Giocavamo in un parco con la sabbia, sul vecchio scivolo di lamiera e gli attrezzi da arrampicata, rotti, in cui ci si beccava sempre qualche livido.
Quello era l'unico posto in cui andare durante la ricreazione, ma non credo di aver mai amato quel posto, soprattutto perché nessuno si avvicinava a me.
Era un fatto reciproco, però.
Nemmeno io amavo gli altri bambini, e da sola stavo piuttosto bene.
Solo, era noioso. Parecchio noioso. Credo proprio che fu quella la molla che fece scattare l'affare della lettura.
Iniziai a portarmi dietro i libri della biblioteca scolastica, quelli con la copertina staccata e i fili di colla secca pendenti. La Bellerby non ha mai avuto molti soldi, e ancora adesso credo sia così. I bambini che ci vanno sono già segnati, già rassegnati ad una vita miserabile a sei anni.
Comunque, nel giro di pochissimo lessi tutti quei libri e rimasi di nuovo senza niente da fare.
Così, iniziai a chiederne in giro.
Alle maestre, agli altri bambini, al bidello.
E chi poteva me ne portava, e io tornavo a casa con la borsa stracolma di volumi, talmente tanti da far scucire le bretelle.
Appena li finivo, li restituivo ai proprietari, oppure loro me li regalavano, felici di essersi liberati di quella spazzatura.
Mia madre si lamentava di quella mia nuova passione, dicendo che non potevo distrarmi con quelle sciocchezze mentre lei andava a lavorare, che dovevo badare a mia sorella.

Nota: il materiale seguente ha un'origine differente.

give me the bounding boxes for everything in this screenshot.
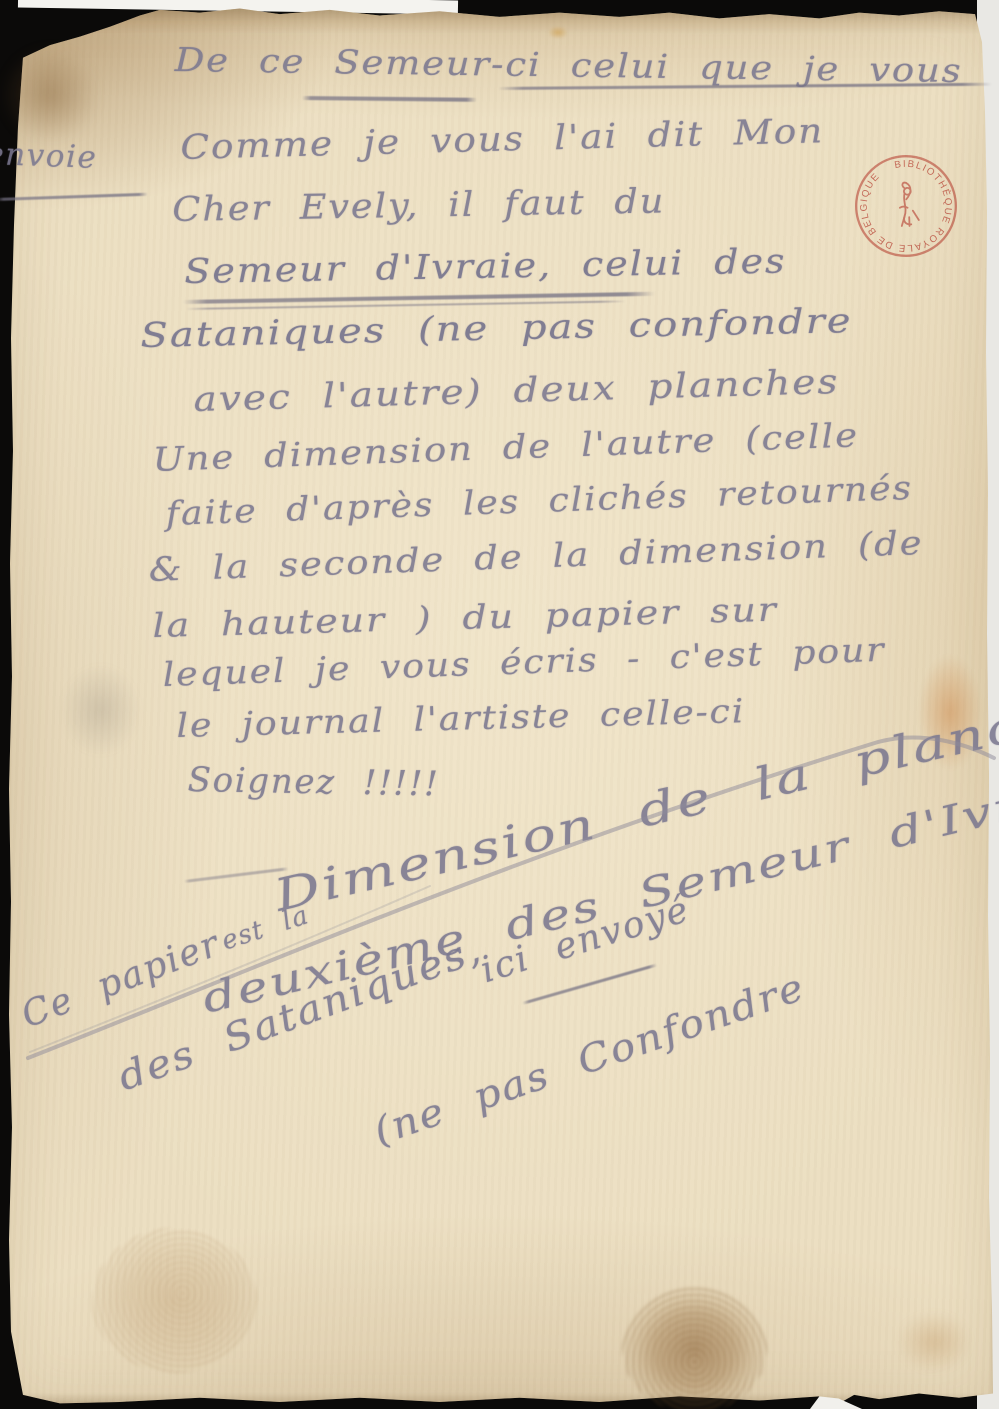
scanned-letter-page: De ce Semeur-ci celui que je vous envoie… [0,0,999,1409]
belgian-lion-icon [891,181,921,228]
pencil-sweep-stroke [0,0,999,1409]
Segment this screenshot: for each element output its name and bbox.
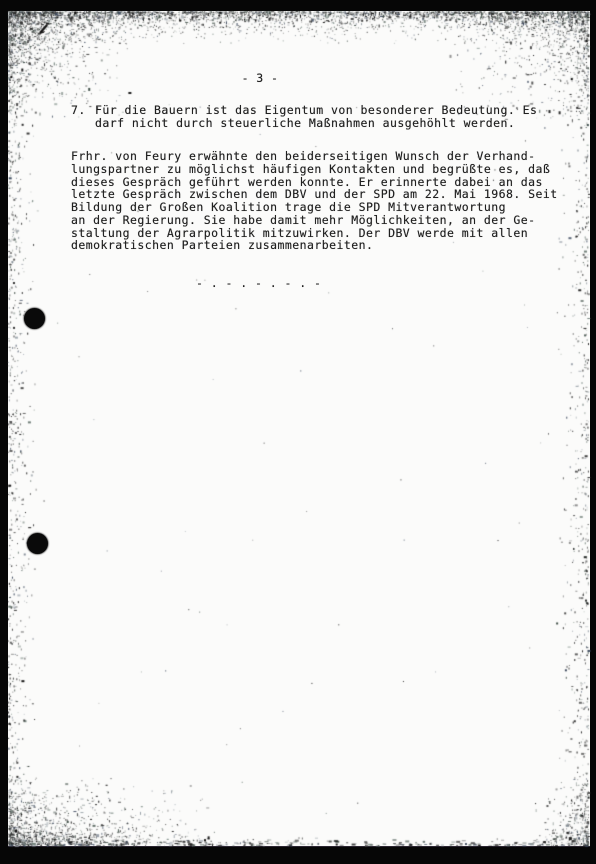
hole-punch-top xyxy=(24,308,45,329)
hole-punch-bottom xyxy=(27,533,48,554)
scanned-document-page: - 3 - 7. Für die Bauern ist das Eigentum… xyxy=(0,0,596,864)
text-line: Bildung der Großen Koalition trage die S… xyxy=(71,201,558,214)
text-line: Frhr. von Feury erwähnte den beiderseiti… xyxy=(71,150,558,163)
text-line: an der Regierung. Sie habe damit mehr Mö… xyxy=(71,214,558,227)
page-number: - 3 - xyxy=(200,71,320,85)
list-item-7-text: Für die Bauern ist das Eigentum von beso… xyxy=(95,104,537,130)
text-line: darf nicht durch steuerliche Maßnahmen a… xyxy=(95,117,537,130)
text-line: demokratischen Parteien zusammenarbeiten… xyxy=(71,239,558,252)
text-line: lungspartner zu möglichst häufigen Konta… xyxy=(71,163,558,176)
body-paragraph: Frhr. von Feury erwähnte den beiderseiti… xyxy=(71,150,558,252)
section-separator: - . - . - . - . - xyxy=(196,276,321,290)
list-item-7: 7. Für die Bauern ist das Eigentum von b… xyxy=(71,104,537,130)
list-item-7-number: 7. xyxy=(71,104,95,130)
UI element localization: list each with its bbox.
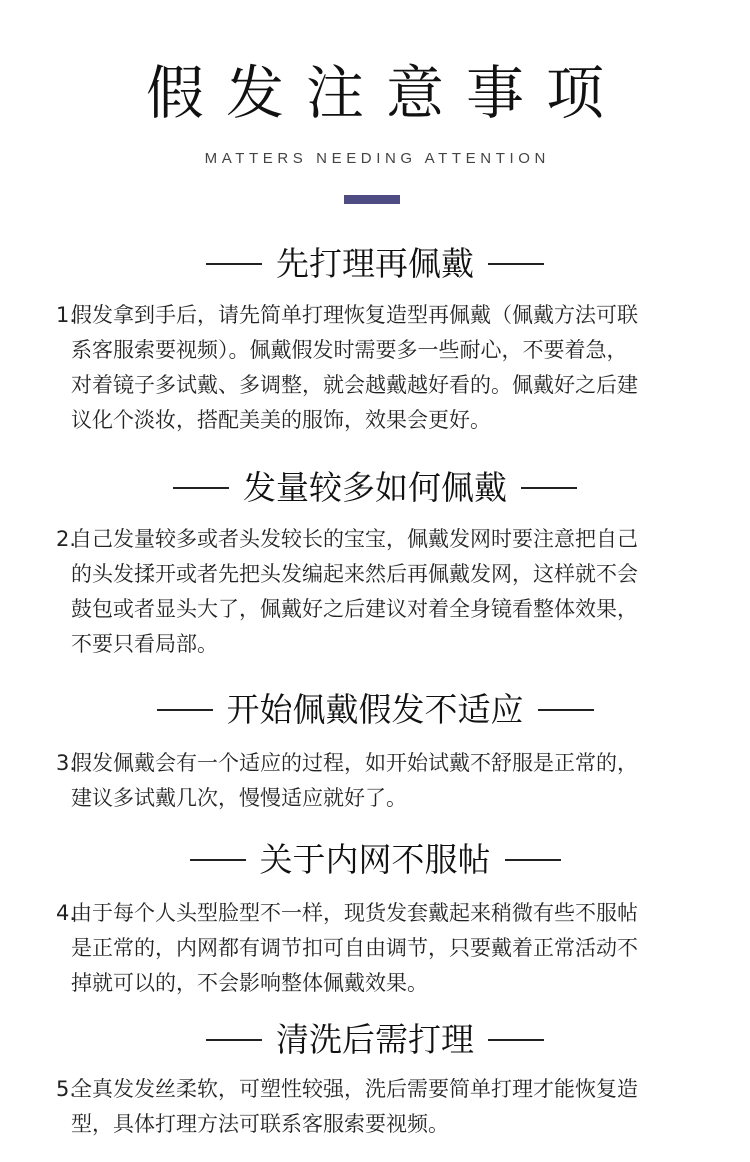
section-paragraph-1: 1.假发拿到手后，请先简单打理恢复造型再佩戴（佩戴方法可联 系客服索要视频）。佩… (56, 298, 706, 438)
heading-dash-left (190, 859, 246, 861)
heading-dash-right (505, 859, 561, 861)
section-heading-3: 开始佩戴假发不适应 (0, 688, 750, 732)
heading-dash-left (157, 709, 213, 711)
paragraph-line: 不要只看局部。 (56, 627, 706, 662)
heading-dash-left (173, 487, 229, 489)
section-heading-text: 发量较多如何佩戴 (243, 466, 507, 510)
page-title: 假发注意事项 (0, 58, 750, 128)
heading-dash-right (521, 487, 577, 489)
paragraph-line: 鼓包或者显头大了，佩戴好之后建议对着全身镜看整体效果， (56, 592, 706, 627)
section-heading-1: 先打理再佩戴 (0, 242, 750, 286)
paragraph-line: 假发拿到手后，请先简单打理恢复造型再佩戴（佩戴方法可联 (71, 303, 638, 327)
item-number: 4. (56, 896, 71, 931)
section-paragraph-3: 3.假发佩戴会有一个适应的过程，如开始试戴不舒服是正常的， 建议多试戴几次，慢慢… (56, 746, 706, 816)
paragraph-line: 系客服索要视频）。佩戴假发时需要多一些耐心，不要着急， (56, 333, 706, 368)
paragraph-line: 的头发揉开或者先把头发编起来然后再佩戴发网，这样就不会 (56, 557, 706, 592)
heading-dash-left (206, 263, 262, 265)
section-paragraph-4: 4.由于每个人头型脸型不一样，现货发套戴起来稍微有些不服帖 是正常的，内网都有调… (56, 896, 706, 1001)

Lei, d'altra parte, si distraeva con le bottiglie di vino scadente, comprato al supermarket per un dollaro e novantacinque. Quando le feci notare questo fatto, beccai una sberla talmente forte da farmi sanguinare il labbro.
All'anulare di mia madre c'era un anello di fidanzamento, forse un vecchio regalo di mio padre, ed era a causa sua che mi uscì il sangue.
Dell'anello, voglio dire.
Sto divagando come al solito, ma il punto è chiaro: leggere non è il problema, non è la causa di ciò che mi è successo.
Ma comunque lo ha ispirato.
Non so... forse tutte quelle storie mi hanno fuso il cervello ed è per questo che ora sono qui, in questa casa di pazzi.
Tra parentesi, questo è veramente un posto figo.
A parte le sedute con la dottoressa, ho un sacco di tempo libero e faccio quello che voglio.
Tranne uscire.
Quello è il divieto numero uno.
La maggior parte del tempo lo passo a gironzolare fra i pazienti, e a qualcuno chiedo anche perché è finito lì dentro. La maggior parte non capisce nemmeno dove si trova, per cui non è proprio divertente. Altri raccontano un mucchio di balle di come fossero fantastici fuori, vere e proprie storie immaginate al quale credono sul serio.
Dovrei scriverci un libro, con tutte queste storie.
Dovrei proprio.
Ore sette e mezza, cena.
Devo scappare, o finisce il pudding.